# Project: A Competitive Analysis of Clustering Models for Student Team Formation (Enhanced)
## CRISP-DM Methodology

### 1. Business Understanding
The primary business objective is to develop a data-driven method for forming balanced, effective student teams of a fixed size (6 members). The success of a team is predicated on a balanced distribution of key skills: hard skills, soft skills, teamwork, and creativity. This project will deliver a comprehensive workflow that not only clusters students based on these skills but also provides a practical tool for team formation within any given class.

### 2. Data Understanding
We will begin by generating and exploring a synthetic dataset that mirrors a real-world student population, with specific rules for class naming and size. This allows us to evaluate our unsupervised clustering models on a more realistic dataset.

In [41]:
import pandas as pd
import numpy as np
import random
import os
import itertools
from sklearn.model_selection import train_test_split
import plotly.express as px
import plotly.graph_objects as go
from plotly.subplots import make_subplots
from sklearn.preprocessing import StandardScaler
from sklearn.cluster import KMeans, DBSCAN, AgglomerativeClustering
from sklearn.mixture import GaussianMixture
from sklearn.decomposition import PCA
from sklearn.metrics import silhouette_score, calinski_harabasz_score, davies_bouldin_score
from k_means_constrained import KMeansConstrained
import warnings
warnings.filterwarnings('ignore')

print("Generating a dataset (3,600 students)...")
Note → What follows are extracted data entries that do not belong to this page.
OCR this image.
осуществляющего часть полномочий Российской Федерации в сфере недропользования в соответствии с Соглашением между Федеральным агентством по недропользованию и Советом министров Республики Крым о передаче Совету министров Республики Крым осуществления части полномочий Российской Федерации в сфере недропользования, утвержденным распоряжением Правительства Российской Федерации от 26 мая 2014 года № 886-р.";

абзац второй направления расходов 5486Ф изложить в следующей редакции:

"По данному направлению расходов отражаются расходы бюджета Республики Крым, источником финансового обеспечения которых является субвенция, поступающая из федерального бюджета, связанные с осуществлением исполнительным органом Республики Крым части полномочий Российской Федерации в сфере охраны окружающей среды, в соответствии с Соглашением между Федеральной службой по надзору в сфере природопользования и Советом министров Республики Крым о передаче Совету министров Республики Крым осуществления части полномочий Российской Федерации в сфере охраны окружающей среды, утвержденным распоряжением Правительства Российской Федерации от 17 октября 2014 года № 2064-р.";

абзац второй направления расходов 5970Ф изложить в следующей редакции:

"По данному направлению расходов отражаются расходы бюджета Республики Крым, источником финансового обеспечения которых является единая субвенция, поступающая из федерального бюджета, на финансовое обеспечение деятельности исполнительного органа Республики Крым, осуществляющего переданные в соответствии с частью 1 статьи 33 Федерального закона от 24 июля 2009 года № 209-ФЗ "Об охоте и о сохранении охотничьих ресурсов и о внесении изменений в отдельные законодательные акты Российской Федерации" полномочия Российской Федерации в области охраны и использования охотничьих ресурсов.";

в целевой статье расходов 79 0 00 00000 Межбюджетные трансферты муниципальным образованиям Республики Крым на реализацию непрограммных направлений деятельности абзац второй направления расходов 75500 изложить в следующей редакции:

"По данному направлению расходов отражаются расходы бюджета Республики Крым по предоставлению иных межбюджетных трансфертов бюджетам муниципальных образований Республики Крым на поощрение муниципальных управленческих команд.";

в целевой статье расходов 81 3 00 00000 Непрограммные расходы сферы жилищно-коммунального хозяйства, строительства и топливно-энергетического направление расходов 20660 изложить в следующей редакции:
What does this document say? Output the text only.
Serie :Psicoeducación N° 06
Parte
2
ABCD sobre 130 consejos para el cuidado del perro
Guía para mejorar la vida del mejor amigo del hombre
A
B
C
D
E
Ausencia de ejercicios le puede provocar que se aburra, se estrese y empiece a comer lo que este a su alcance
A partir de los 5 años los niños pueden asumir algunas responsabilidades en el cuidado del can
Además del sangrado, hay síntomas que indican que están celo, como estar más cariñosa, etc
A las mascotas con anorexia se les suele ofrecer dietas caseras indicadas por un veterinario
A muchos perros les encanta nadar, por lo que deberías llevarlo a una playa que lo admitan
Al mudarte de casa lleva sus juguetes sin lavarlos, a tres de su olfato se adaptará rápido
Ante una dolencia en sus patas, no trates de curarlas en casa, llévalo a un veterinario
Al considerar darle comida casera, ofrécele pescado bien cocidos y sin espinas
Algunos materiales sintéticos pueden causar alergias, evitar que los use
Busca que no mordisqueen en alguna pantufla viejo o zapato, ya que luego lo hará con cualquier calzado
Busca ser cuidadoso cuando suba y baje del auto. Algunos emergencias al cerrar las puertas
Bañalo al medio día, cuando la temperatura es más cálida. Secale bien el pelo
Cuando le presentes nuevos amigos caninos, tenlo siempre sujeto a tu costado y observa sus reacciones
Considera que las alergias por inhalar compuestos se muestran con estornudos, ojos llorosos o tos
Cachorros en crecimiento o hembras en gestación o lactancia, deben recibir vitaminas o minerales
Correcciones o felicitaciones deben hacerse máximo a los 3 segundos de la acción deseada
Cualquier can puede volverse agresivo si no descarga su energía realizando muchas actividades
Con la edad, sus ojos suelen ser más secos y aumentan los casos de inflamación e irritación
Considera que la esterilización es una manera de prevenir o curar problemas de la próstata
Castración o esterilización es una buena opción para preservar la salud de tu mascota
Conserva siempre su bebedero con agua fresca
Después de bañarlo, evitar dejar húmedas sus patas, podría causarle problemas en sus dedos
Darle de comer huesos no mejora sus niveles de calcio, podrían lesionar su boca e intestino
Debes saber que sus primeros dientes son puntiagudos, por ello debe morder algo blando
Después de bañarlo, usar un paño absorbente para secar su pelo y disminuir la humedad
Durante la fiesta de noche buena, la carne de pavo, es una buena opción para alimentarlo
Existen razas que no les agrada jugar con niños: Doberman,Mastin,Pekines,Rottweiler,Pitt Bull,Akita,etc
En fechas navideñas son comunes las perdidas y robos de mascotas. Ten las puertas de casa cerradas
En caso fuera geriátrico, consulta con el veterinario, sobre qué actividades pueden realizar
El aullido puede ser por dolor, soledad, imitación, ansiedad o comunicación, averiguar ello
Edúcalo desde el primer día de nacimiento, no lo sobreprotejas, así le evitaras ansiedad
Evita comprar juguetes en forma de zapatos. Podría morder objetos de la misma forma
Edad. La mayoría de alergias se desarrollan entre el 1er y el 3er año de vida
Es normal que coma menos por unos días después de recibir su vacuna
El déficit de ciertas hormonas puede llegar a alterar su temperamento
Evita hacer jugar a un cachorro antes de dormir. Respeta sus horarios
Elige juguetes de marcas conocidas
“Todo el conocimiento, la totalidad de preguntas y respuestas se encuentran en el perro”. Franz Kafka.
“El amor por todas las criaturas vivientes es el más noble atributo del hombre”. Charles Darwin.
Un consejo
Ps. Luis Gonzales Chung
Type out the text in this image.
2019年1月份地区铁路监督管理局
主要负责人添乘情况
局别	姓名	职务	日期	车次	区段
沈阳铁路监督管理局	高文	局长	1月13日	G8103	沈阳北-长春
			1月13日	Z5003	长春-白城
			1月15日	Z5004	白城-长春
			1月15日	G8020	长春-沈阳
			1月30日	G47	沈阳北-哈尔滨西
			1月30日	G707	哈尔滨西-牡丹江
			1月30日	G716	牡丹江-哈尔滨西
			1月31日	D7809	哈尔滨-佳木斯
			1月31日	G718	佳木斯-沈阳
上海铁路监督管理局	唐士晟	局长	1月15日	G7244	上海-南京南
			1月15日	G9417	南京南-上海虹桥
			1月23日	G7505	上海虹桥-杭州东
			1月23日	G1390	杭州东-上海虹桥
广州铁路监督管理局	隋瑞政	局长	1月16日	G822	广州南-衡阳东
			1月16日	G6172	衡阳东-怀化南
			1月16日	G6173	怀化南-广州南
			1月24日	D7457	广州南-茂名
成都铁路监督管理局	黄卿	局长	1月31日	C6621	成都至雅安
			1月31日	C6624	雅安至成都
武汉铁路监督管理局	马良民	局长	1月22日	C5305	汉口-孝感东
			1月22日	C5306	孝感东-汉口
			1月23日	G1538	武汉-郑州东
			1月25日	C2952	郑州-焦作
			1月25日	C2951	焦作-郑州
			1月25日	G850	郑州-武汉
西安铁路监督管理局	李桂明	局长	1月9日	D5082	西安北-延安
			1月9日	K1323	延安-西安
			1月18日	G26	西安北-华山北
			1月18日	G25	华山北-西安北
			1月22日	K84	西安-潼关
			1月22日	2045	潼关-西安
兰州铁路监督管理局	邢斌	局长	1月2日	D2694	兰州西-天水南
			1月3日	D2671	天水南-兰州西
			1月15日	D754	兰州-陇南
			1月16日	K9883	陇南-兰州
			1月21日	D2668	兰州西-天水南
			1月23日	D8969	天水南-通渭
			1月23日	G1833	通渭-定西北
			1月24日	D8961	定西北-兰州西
# --- Configuration & Setup ---
NUM_STUDENTS = 3600
BASE_PATH = os.path.join("Datasets", "Clustering Students", "clustering_students")
TRAIN_FILE = "students_train.csv"
TEST_FILE = "students_test.csv"
os.makedirs(BASE_PATH, exist_ok=True)

# --- Enhanced Data Generation ---
FIRST_NAMES = ['Ahmed', 'Mohamed', 'Youssef', 'Ali', 'Omar', 'Karim', 'Sami', 'Hedi', 'Fares', 'Mehdi', 'Amine', 'Walid', 'Zied', 'Anis', 'Nabil', 'Skander', 'Ghassen', 'Rami', 'Wassim', 'Iheb', 'Hatem', 'Foued', 'Lotfi', 'Mourad', 'Adel', 'Bechir', 'Tarek', 'Sofiene', 'Nizar', 'Ismail', 'Aymen', 'Marwen', 'Oussama', 'Khalil', 'Hamza', 'Haythem', 'Bilel', 'Chokri', 'Fethi', 'Hichem', 'Fatma', 'Amina', 'Mariem', 'Sarra', 'Nour', 'Salma', 'Yasmine', 'Rania', 'Chaima', 'Emna', 'Ines', 'Asma', 'Hiba', 'Khadija', 'Lina', 'Dorra', 'Manel', 'Wided', 'Oumaima', 'Farah', 'Leila', 'Hend', 'Amel', 'Nadia', 'Sonia', 'Mouna', 'Samira', 'Rim', 'Meriem', 'Siwar', 'Cyrine', 'Eya', 'Ghada', 'Lobna', 'Olfa', 'Rym', 'Sabrine', 'Wafa', 'Zaineb', 'Hela']
LAST_NAMES = ['Trabelsi', 'Ghanouchi', 'Ben Ali', 'Mejri', 'Jaziri', 'Chebbi', 'Toumi', 'Bouazizi', 'Haddad', 'Slimani', 'Khemiri', 'Maaloul', 'Abidi', 'Cherif', 'Baccouche', 'Mabrouk', 'Jebali', 'Saidi', 'Guettari', 'Zouari', 'Khlifi', 'Ayari', 'Hamdi', 'Ammar', 'Chouchene', 'Mansour', 'Belkhir', 'Jlassi', 'Ben Salah', 'Driss', 'Fourati', 'Gharbi', 'Karoui', 'Lahmar', 'Makni', 'Nasri', 'Rekik', 'Sassi', 'Turki', 'Zayani', 'Ben Amor', 'Chaabane', 'Ferjani', 'Kanzari', 'Miled']

SPECIALTIES_BY_YEAR = {
    '1': ['A'],
    '2': ['A', 'P'],
    '3': ['A', 'B'],
    '4': ['DS', 'ARCTIC', 'SIM', 'TWIN', 'NIDS', 'INFINI', 'BI', 'SAE', 'GAMIX', 'IOSYS', 'SE', 'SLEAM'],
    '5': ['DS', 'ARCTIC', 'SIM', 'TWIN', 'NIDS', 'INFINI', 'BI', 'SAE', 'GAMIX', 'IOSYS', 'SE', 'SLEAM']
}

def generate_class_name(year):
    specialty = random.choice(SPECIALTIES_BY_YEAR[year])
    return f'{year}{specialty}{random.randint(1, 100)}'

num_classes = int(NUM_STUDENTS / 30)
all_generated_classes = []
for _ in range(num_classes):
    year = random.choice(list(SPECIALTIES_BY_YEAR.keys()))
    all_generated_classes.append(generate_class_name(year))
all_generated_classes = list(set(all_generated_classes))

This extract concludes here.